Student Profile: Megan
My topic is Vagrancy in the Midlands between 1832 and 1896.
Where did you study your undergraduate/masters?
I studied a BA in Modern and Contemporary History at Bangor University and an MA in History at Bangor University.
What have you chosen Leicester for your PhD?
I chose Leicester because it has a great concentration of scholars researching areas related to my topic and because my Supervisor, Professor Steve King has written a lot around the Poor Laws, which my topic encapsulates so I knew I'd have support.
Why have you chosen the Midlands Graduate School?
I chose the Midlands Graduate School because the links between universities are fantastic and my collaborative studentship means I interact with Leicester, Nottingham and the National Archives under one topic and it has a great reputation for interdisciplinary studies, which I am interested in.
When did you decide you wanted to do a PhD?
I decided I wanted to do a PhD at the beginning of my MA in History. I knew I wanted to work in a university setting and that lecturing was a career goal of mine, so I began researching PhD's and projects.
Why did you decide to do a PhD?
I spoke to a few researchers across different universities about potential topics, all based around poverty in the 19th century and I was introduced by Professor Julie-Marie Strange at the University of Manchester, to Dr Elizabeth Hurren at Leicester who set up a meeting with myself and Professor King. In this meeting we talked about topics and funding and a week later, Steve sent me the details of the ESRC advert.
How did you go about looking for a PhD place?
I found out about the MGS/Leicester through Steve King and Elizabeth Hurren.
What do you think will be most enjoyable about your PhD?
I am most looking forward to researching in the archives and making connections across universities, departments and institutions as I do really enjoy engaging with new people and learning about different research projects.
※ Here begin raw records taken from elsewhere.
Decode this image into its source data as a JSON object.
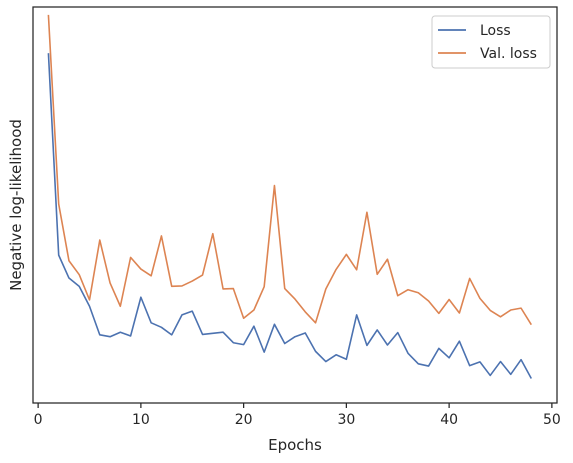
{
  "chart_data": {
    "type": "line",
    "xlabel": "Epochs",
    "ylabel": "Negative log-likelihood",
    "xlim": [
      -0.5,
      50.5
    ],
    "ylim": [
      0,
      1
    ],
    "y_tick_labels_shown": false,
    "x_ticks": [
      0,
      10,
      20,
      30,
      40,
      50
    ],
    "x_tick_labels": [
      "0",
      "10",
      "20",
      "30",
      "40",
      "50"
    ],
    "grid": false,
    "legend_position": "top-right",
    "x": [
      1,
      2,
      3,
      4,
      5,
      6,
      7,
      8,
      9,
      10,
      11,
      12,
      13,
      14,
      15,
      16,
      17,
      18,
      19,
      20,
      21,
      22,
      23,
      24,
      25,
      26,
      27,
      28,
      29,
      30,
      31,
      32,
      33,
      34,
      35,
      36,
      37,
      38,
      39,
      40,
      41,
      42,
      43,
      44,
      45,
      46,
      47,
      48
    ],
    "series": [
      {
        "name": "Loss",
        "color": "#4c72b0",
        "values": [
          0.909,
          0.372,
          0.311,
          0.289,
          0.236,
          0.16,
          0.155,
          0.167,
          0.157,
          0.26,
          0.192,
          0.18,
          0.16,
          0.213,
          0.223,
          0.161,
          0.164,
          0.167,
          0.139,
          0.134,
          0.183,
          0.114,
          0.188,
          0.137,
          0.155,
          0.165,
          0.116,
          0.089,
          0.107,
          0.095,
          0.213,
          0.132,
          0.173,
          0.133,
          0.166,
          0.111,
          0.083,
          0.077,
          0.124,
          0.099,
          0.143,
          0.078,
          0.088,
          0.052,
          0.089,
          0.055,
          0.094,
          0.044
        ]
      },
      {
        "name": "Val. loss",
        "color": "#dd8452",
        "values": [
          1.011,
          0.508,
          0.357,
          0.32,
          0.253,
          0.412,
          0.298,
          0.236,
          0.366,
          0.335,
          0.317,
          0.423,
          0.289,
          0.29,
          0.303,
          0.319,
          0.429,
          0.282,
          0.283,
          0.204,
          0.226,
          0.288,
          0.557,
          0.283,
          0.255,
          0.221,
          0.192,
          0.282,
          0.334,
          0.374,
          0.333,
          0.486,
          0.321,
          0.361,
          0.264,
          0.28,
          0.272,
          0.25,
          0.217,
          0.254,
          0.218,
          0.31,
          0.257,
          0.225,
          0.208,
          0.226,
          0.231,
          0.187
        ]
      }
    ]
  }
}
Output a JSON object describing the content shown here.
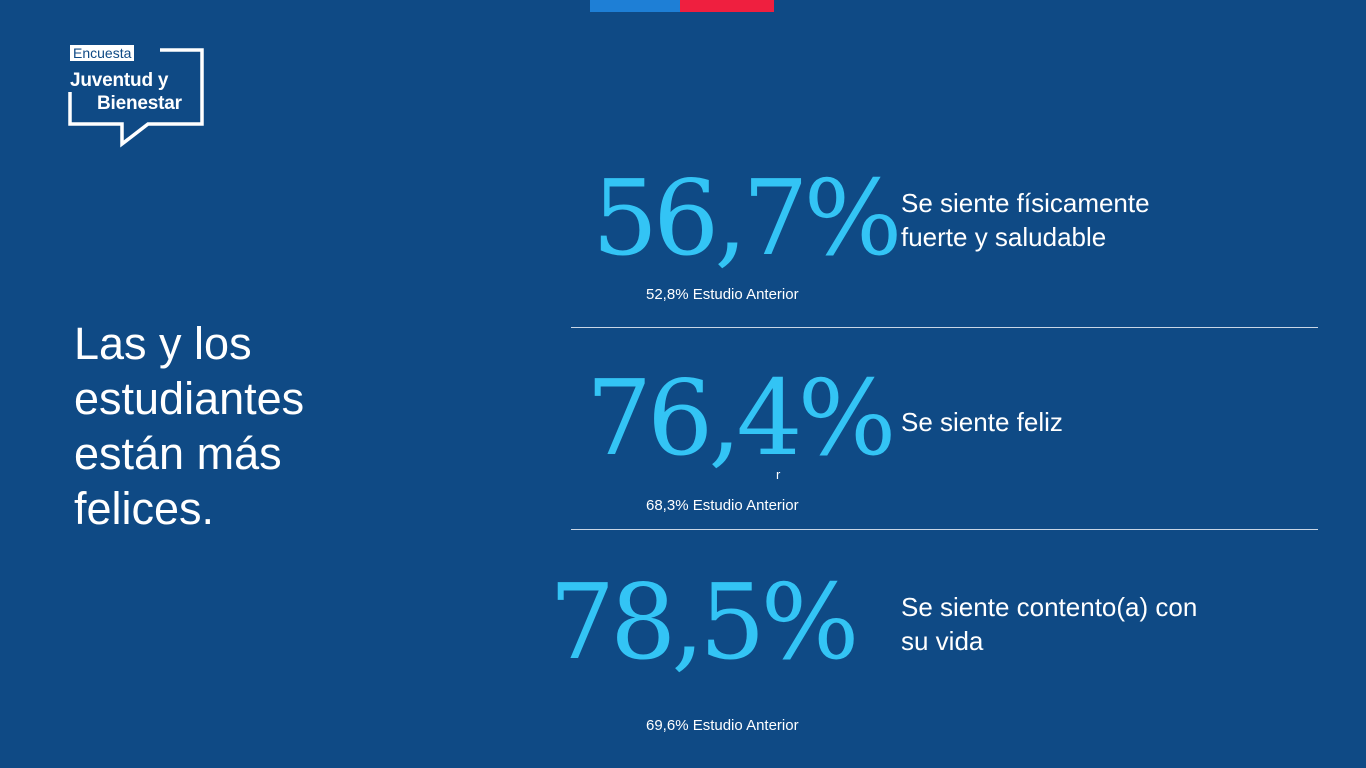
{
  "logo": {
    "tag": "Encuesta",
    "line1": "Juventud y",
    "line2": "Bienestar"
  },
  "headline": "Las y los estudiantes están más felices.",
  "stats": [
    {
      "value": "56,7%",
      "label": "Se siente físicamente fuerte y saludable",
      "previous": "52,8% Estudio Anterior"
    },
    {
      "value": "76,4%",
      "label": "Se siente feliz",
      "previous": "68,3% Estudio Anterior",
      "stray_text": "r"
    },
    {
      "value": "78,5%",
      "label": "Se siente contento(a) con su vida",
      "previous": "69,6% Estudio Anterior"
    }
  ],
  "colors": {
    "background": "#0f4a85",
    "accent": "#33c4f5",
    "flag_blue": "#1e7fd6",
    "flag_red": "#ef1f3f"
  }
}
What do you think will be the most challenging about your PhD?
Most challenging for me will be writing up and forming a solid thesis as I struggle with structure and simplifying my ideas on the page. But, I already feel after the MSc training year that I have improved lots in this area so I look forward to working on this more over the next few years.
Do you have any plans for after your PhD?
I am open to many things after my PhD. I would definitely like to stay on as a postgraduate researcher, but after that I am interested in social research for policy in the government or perhaps working alongside a publishing company, so very different things at the moment.